QUARTER AND PETTY SESSIONS

 

 

            Quarter Sessions were formally established in Oswestry by the charter of James I (see A21), which empowered the Mayor, the Recorder and the Coroner to be Justices of the Peace.  A petition under section 103 of the Municipal Corporations Act 1835 (5 & 6 William IV c.76), for the  continuance of  the separate Court of Quarter Sessions, failed, but the Court was restored in 1842 after a further petition.  The Borough lost its separate Commission of the Peace in 1951, following the Justices of the Peace Act 1949 (12, 13 & 14 Geo.
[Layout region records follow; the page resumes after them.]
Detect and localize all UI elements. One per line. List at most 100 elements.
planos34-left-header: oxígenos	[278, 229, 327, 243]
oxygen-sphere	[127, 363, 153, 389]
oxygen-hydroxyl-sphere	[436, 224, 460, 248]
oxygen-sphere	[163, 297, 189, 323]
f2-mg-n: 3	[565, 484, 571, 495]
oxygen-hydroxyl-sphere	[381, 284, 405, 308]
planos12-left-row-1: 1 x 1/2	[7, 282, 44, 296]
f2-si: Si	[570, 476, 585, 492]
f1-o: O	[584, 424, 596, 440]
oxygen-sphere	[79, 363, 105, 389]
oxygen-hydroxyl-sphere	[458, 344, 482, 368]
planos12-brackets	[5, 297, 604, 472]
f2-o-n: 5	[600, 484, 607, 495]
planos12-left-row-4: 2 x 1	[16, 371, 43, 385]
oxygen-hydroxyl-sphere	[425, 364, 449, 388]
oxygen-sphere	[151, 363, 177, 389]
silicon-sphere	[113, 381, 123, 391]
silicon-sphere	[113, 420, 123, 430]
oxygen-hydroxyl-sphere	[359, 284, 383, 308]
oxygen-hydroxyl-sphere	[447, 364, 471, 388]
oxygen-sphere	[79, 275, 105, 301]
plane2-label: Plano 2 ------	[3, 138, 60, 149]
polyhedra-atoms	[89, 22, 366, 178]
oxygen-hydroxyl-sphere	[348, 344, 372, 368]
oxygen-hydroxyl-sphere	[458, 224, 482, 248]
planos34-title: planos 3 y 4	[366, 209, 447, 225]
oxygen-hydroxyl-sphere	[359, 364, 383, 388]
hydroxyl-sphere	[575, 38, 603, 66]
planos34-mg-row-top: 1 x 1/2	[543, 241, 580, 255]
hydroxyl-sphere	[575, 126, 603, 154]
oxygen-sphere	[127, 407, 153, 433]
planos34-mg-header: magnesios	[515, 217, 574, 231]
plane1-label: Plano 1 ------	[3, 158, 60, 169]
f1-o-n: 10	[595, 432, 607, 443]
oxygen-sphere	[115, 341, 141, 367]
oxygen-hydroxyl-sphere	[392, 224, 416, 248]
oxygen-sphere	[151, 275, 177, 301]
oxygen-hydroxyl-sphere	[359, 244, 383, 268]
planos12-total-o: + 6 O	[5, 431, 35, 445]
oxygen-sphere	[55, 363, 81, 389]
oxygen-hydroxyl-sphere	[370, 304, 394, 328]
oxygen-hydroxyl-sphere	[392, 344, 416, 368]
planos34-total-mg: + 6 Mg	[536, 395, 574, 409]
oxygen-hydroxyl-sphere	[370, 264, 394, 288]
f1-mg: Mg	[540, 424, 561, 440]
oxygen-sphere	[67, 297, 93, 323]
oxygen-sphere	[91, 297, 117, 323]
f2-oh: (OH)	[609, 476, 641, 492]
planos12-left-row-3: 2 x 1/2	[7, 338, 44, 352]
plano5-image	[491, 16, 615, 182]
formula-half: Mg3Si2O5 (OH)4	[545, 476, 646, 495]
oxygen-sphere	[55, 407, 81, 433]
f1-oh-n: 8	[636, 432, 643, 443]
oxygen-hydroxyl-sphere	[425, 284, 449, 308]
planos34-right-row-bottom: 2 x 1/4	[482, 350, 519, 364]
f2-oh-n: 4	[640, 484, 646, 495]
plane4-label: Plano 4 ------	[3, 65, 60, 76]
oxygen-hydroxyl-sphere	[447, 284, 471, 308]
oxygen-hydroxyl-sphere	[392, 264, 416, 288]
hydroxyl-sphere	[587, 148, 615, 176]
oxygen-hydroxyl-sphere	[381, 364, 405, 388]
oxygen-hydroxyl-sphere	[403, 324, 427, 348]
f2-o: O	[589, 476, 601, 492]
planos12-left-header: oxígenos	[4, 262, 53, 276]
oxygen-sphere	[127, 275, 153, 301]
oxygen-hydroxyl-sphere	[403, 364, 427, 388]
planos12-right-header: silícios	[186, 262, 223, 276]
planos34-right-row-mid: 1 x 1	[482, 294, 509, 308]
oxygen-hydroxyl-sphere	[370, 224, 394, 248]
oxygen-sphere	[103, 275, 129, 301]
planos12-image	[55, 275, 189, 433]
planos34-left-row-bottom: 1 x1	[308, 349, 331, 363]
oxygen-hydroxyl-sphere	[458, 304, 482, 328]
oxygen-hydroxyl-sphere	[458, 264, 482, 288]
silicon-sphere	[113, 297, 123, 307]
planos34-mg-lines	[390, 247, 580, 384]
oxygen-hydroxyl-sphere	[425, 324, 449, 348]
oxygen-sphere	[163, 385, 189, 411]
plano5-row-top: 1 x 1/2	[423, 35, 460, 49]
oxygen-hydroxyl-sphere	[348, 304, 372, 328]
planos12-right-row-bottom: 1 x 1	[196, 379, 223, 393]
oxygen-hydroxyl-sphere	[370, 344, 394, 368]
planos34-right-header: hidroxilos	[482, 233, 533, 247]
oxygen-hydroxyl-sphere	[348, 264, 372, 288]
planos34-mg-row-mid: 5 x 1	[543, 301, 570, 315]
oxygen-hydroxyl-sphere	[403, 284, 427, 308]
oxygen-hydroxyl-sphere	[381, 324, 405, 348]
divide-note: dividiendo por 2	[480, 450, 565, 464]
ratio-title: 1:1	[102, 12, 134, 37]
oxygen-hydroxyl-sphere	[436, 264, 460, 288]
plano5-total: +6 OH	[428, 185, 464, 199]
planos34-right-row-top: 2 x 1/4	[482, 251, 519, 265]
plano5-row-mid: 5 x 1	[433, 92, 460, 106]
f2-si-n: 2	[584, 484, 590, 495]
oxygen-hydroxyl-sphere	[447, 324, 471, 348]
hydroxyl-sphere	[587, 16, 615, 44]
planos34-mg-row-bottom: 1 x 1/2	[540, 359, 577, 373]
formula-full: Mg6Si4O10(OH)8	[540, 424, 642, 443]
VI c.101).

 

 

 

C1

Quarter Sessions Books                                      3 vols.

 

1737 - 1836

 

 

     Contain lists of jurors, orders, presentments.

 

 

 

C1/1

[Oct.] 1737 - Oct. 1765

 

 

 

     Includes appointments of surveyors of highways, 1737 - 1748, 1760 - 1765.  At end: lists of constables, 1737 - 1761; lists of halberdiers (‘holberteers’), [1738?] - 1744.  For extracts see Leighton pp. 175 - 176; Bye-gones 1882-3, pp. 229, 285.

        

 

 

C1/2

Jan. 1766 - Oct. 1792

 

 

 

     Includes recognizances; appointments of surveyors of highways 1766 - 1769.  For extracts see Bye-gones 1882-3, pp. 11, 38, 158; 1899-1900, pp. 59, 153, 197, 214.

 

 

 

C1/3

Jan. 1793 - Apr. 1836

 

 

 

     Includes recognizances.  At end: certified copy, 22 Nov. 1831, of proclamation for the encouragement of piety and virtue, and for the preventing and punishing of vice, profaneness and immorality, 28 Jun. 1830.  For extracts see Bye-gones 1882-3, pp. 81 - 82, 96, 317, 329 - 330, 335 - 336; 1899-1900, pp. 59, 105, 125.